Though framed as an ultra-vires claim, Hunnicutt seeks to “circumvent the admittedly harsh barrier of governmental immunity” and hold the City liable for the allegedly tortious or unlawful behavior of a public servant. Dillard v. Austin Indep. Sch. Dist., 806 S.W.2d 589, 595 (Tex. App.—Austin 1991, writ denied), abrogated on other grounds by Federal Sign v. Texas S. Univ., 951 S.W.2d 401, 405–06 (Tex. 1997), superseded by statute as stated in General Servs. Commn v. Little-Tex Insulation Co., Inc., 39 S.W.3d 591, 598 (Tex. 2001); see Heinrich, 284 S.W.3d at 373 (ultra-vires claims “must be brought against the state actors in their official capacity․ [t]his is true even though the suit is, for all practical purposes, against the state”). Therefore, we conclude that Hunnicutt has not asserted a proper ultra-vires claim.

Because Hunnicutt has not asserted a proper ultra-vires claim, we need not address the parties arguments regarding whether the remedy sought implicates immunity, including whether Giusto has the authority to redress any harm through the return of property. Heinrich, 284 S.W.3d at 373–74 (“because the suit is, for all practical purposes, against the state, its remedies must be limited”); see Tex. R. App. P. 47.1. We overrule issue 2.

III. Conclusion

Hunnicutt has not pleaded a claim over which the trial court has subject-matter jurisdiction. We affirm the judgment of the trial court as challenged on appeal.

FOOTNOTES

1

.   Appellants original petition also included an inverse-condemnation claim. However, appellants amended their petition to remove that claim because in Harris County inverse-condemnation actions may only be maintained in a county court at law. Tex. Govt Code Ann. § 25.1032(c) (“A county civil court at law has exclusive jurisdiction in Harris County of eminent domain proceedings, both statutory and inverse, if the amount in controversy in a statutory proceeding does not exceed [$250,000] in civil cases.”). Appellants filed suit in June 2019 in Harris County Civil Court at Law No. 2, bringing an inverse-condemnation claim against the City, as well as seeking recission of the general-warranty deed in which Hunnicutt conveyed the 4.111 acres in dispute to the City. The City filed a plea to the jurisdiction on Hunnicutts two claims in that proceeding, which was denied by the trial court. The City appealed the trial courts ruling, which is also before this court in case number 14-20-00421-CV.

2

.   The language used by the trial court in the final judgment reflects the intent to “unequivocally” and “expressly dispose[ ] of all claims and all parties.” Lehmann v. Har-Con Corp., 39 S.W.3d 191, 192–93, 200 (Tex. 2001).

3

.   See Tex. Const. art.
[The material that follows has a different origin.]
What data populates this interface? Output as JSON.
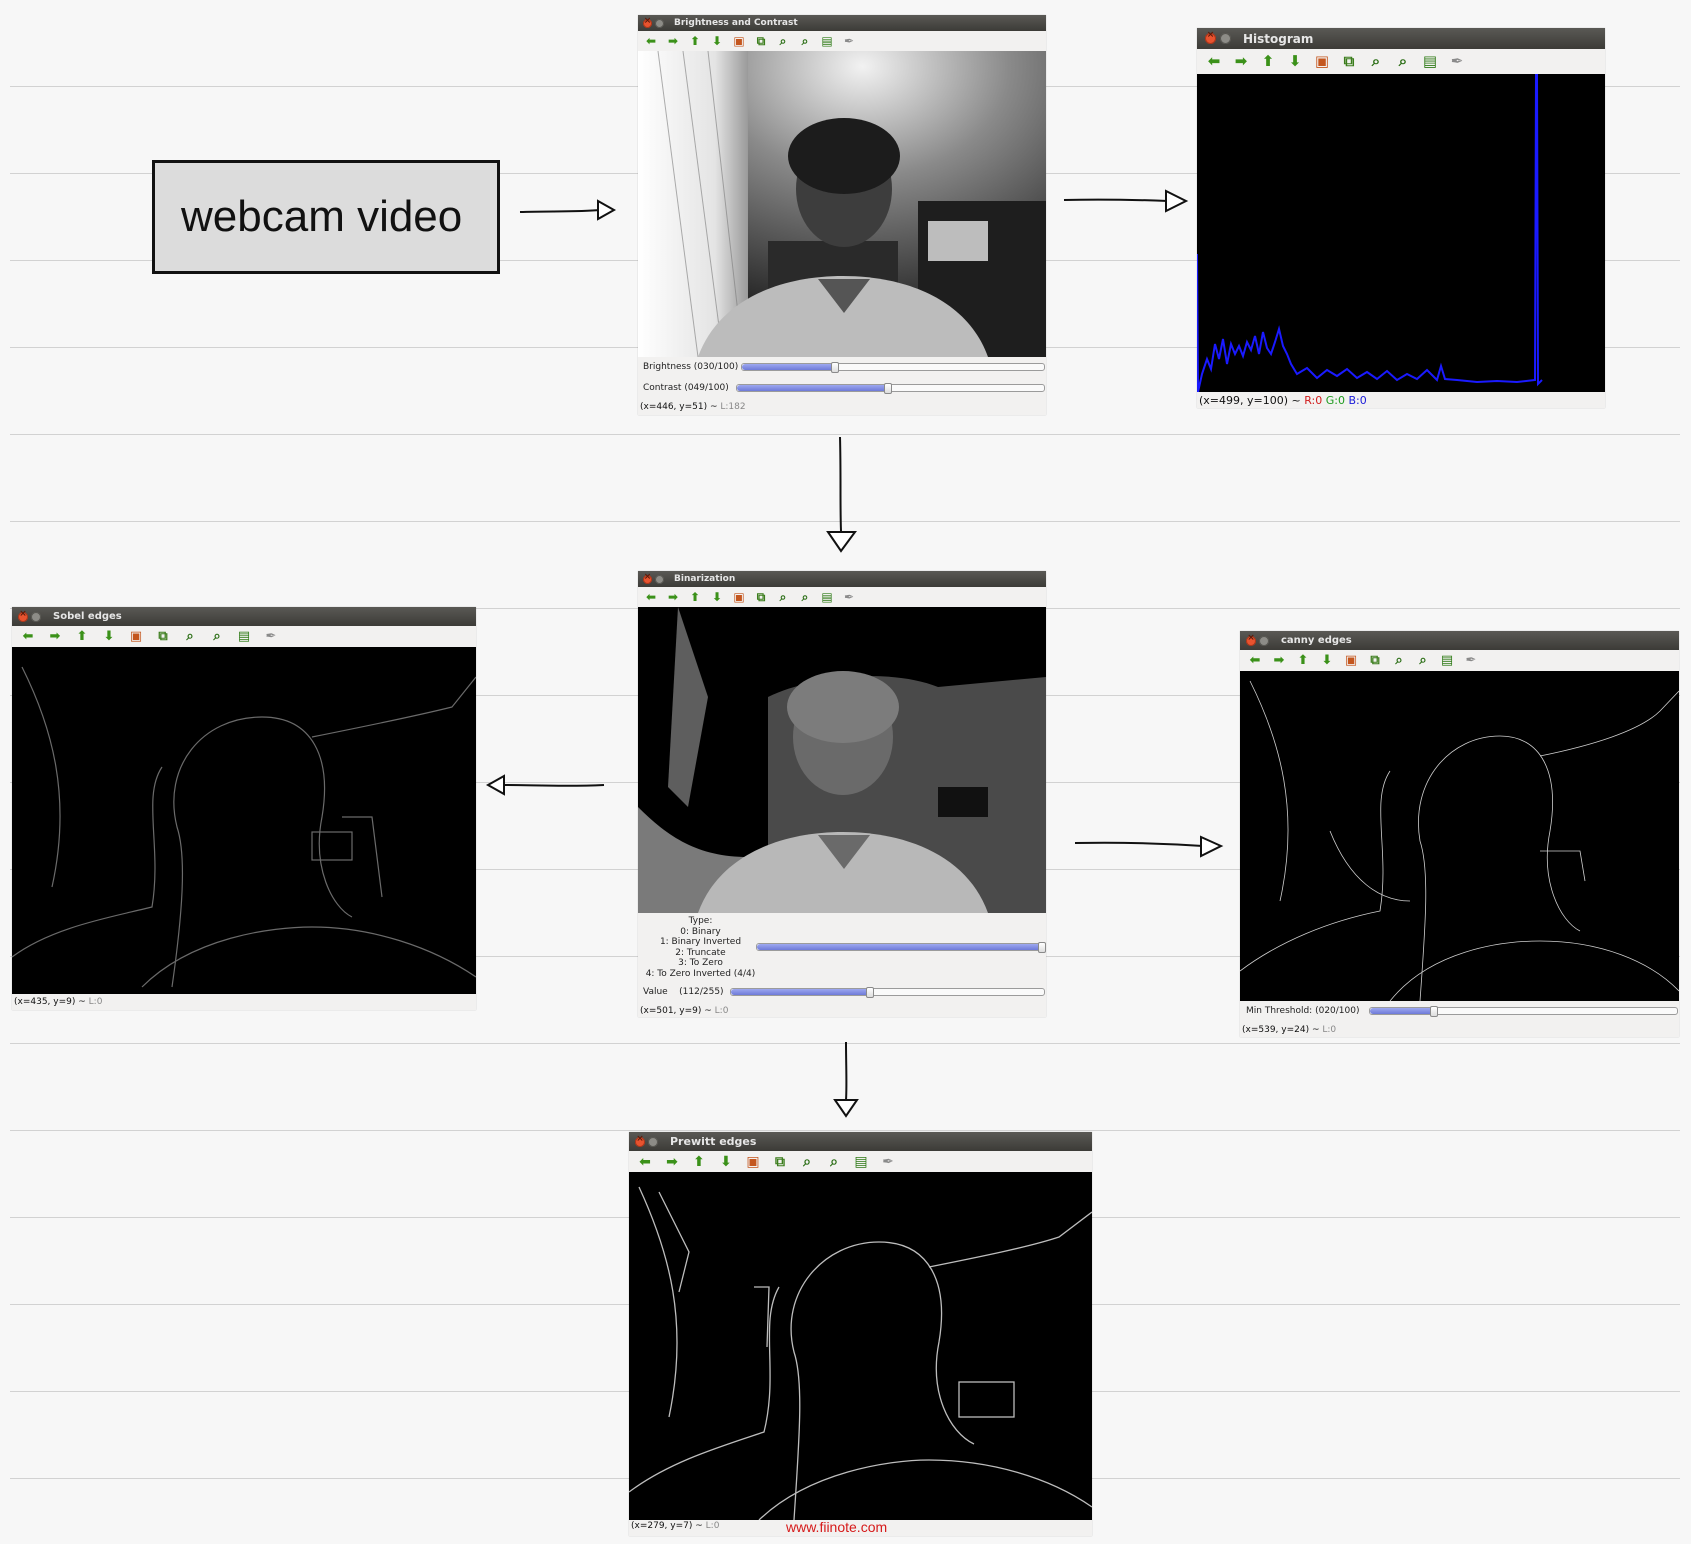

XI, § 13(a) (“Notwithstanding any other provision of this constitution, the legislature may by law define for all purposes those functions of a municipality that are to be considered governmental and those that are proprietary, including reclassifying a functions classification assigned under prior statute or common law.”).

4

.   In Wasson II, the City of Jacksonville leased lakefront property to the plaintiffs. After the City terminated the plaintiffs lease and issued an eviction notice, the plaintiffs sued for breach of contract and sought declaratory and injunctive relief. The supreme court held that the nature of the Citys activity was proprietary after considering that four factors outlined in Civil Practice and Remedies Code section 101.0215, and concluded the lease of the lakefront property was not essential to the maintenance or operation of the lake itself. Id. at 150, 153–54 (citing Tex. Civ. Prac. & Rem. Code Ann. § 101.0215(a)). However, in Wasson II, the supreme court analyzed the four factors in section 101.0215 because the Texas Tort Claims Act did not specifically identify leasing city land as a governmental function. Id. at 150.

5

.   Hunnicutt also argues that her pleadings allege that Giusto exceeded the bounds of her granted authority. However, Hunnicutts pleadings do not establish Giustos authority. Though Hunnicutt cites to an ordinance from the City which provides for the creation and responsibility of the Department of Economic Development, the ordinance is silent as to the role and authority of the Director of Economic Development. However, Hunnicutts factual allegations do not establish that Giusto acted outside her granted authority. Rather, they allege that she engaged in tortious conduct.

6

.   Hunnicutt does not specifically state in which capacity she sued Giusto. Our supreme court has instructed that it is appropriate to look to the pleadings as “the nature of the liability sought to be imposed” is typically determinative. See Heinrich, 284 S.W.3d at 377 (quoting Kentucky v. Graham, 473 U.S. 159, 167 n.14, 105 S.Ct. 3099, 87 L.Ed.2d 114 (1985)). Giusto is identified in appellants pleadings as “Director of Economic Development Betsy Giusto.” Further, the relief sought by Hunnicutt is all against the City, reflecting that Giusto is sued in her official capacity.

7

.   As she was in the trial court, Giusto is represented in this appeal by counsel provided by the City.

8

.   Heinrich, 284 S.W.3d at 369–372 (widow challenged retroactive reduction in benefits by pension fund); see also Chambers-Liberty Ctys. Nav. Dist. v. State, 575 S.W.3d 339, 348–355 (Tex. 2019) (ultra-vires claims against commissioners of coastal-navigation district by State alleging district exceeded its legal authority by entering into lease of certain submerged land when right to enter that lease belonged to different state department); McRaven, 508 S.W.3d at 234, 235–37 (ultra-vires claim against chancellor alleging chancellor exceeded his granted authority in applying applicable laws and withholding records); Houston Belt & Terminal Ry. Co. v. City of Houston, 487 S.W.3d 154, 158–61 (Tex. 2016) (railroads alleged Citys director of public works acted without legal authority in making determination of status of railroads property with regard to drainage fees); Southwestern Bell Tel., L.P. v. Emmett, 459 S.W.3d 578, 588 (Tex. 2015) (utility company alleged that county commissioners acted ultra vires by refusing to accept responsibility for repayment of relocation costs in violation of statutory duty); Sawyer Trust, 354 S.W.3d at 393–94 (plaintiff sought declaratory judgment against State that streambed on its property was not navigable; however, while court dismissed claim as barred by sovereign immunity, it held plaintiff should have right to amend and assert ultra-vires claim against state actors claiming streambed to be navigable).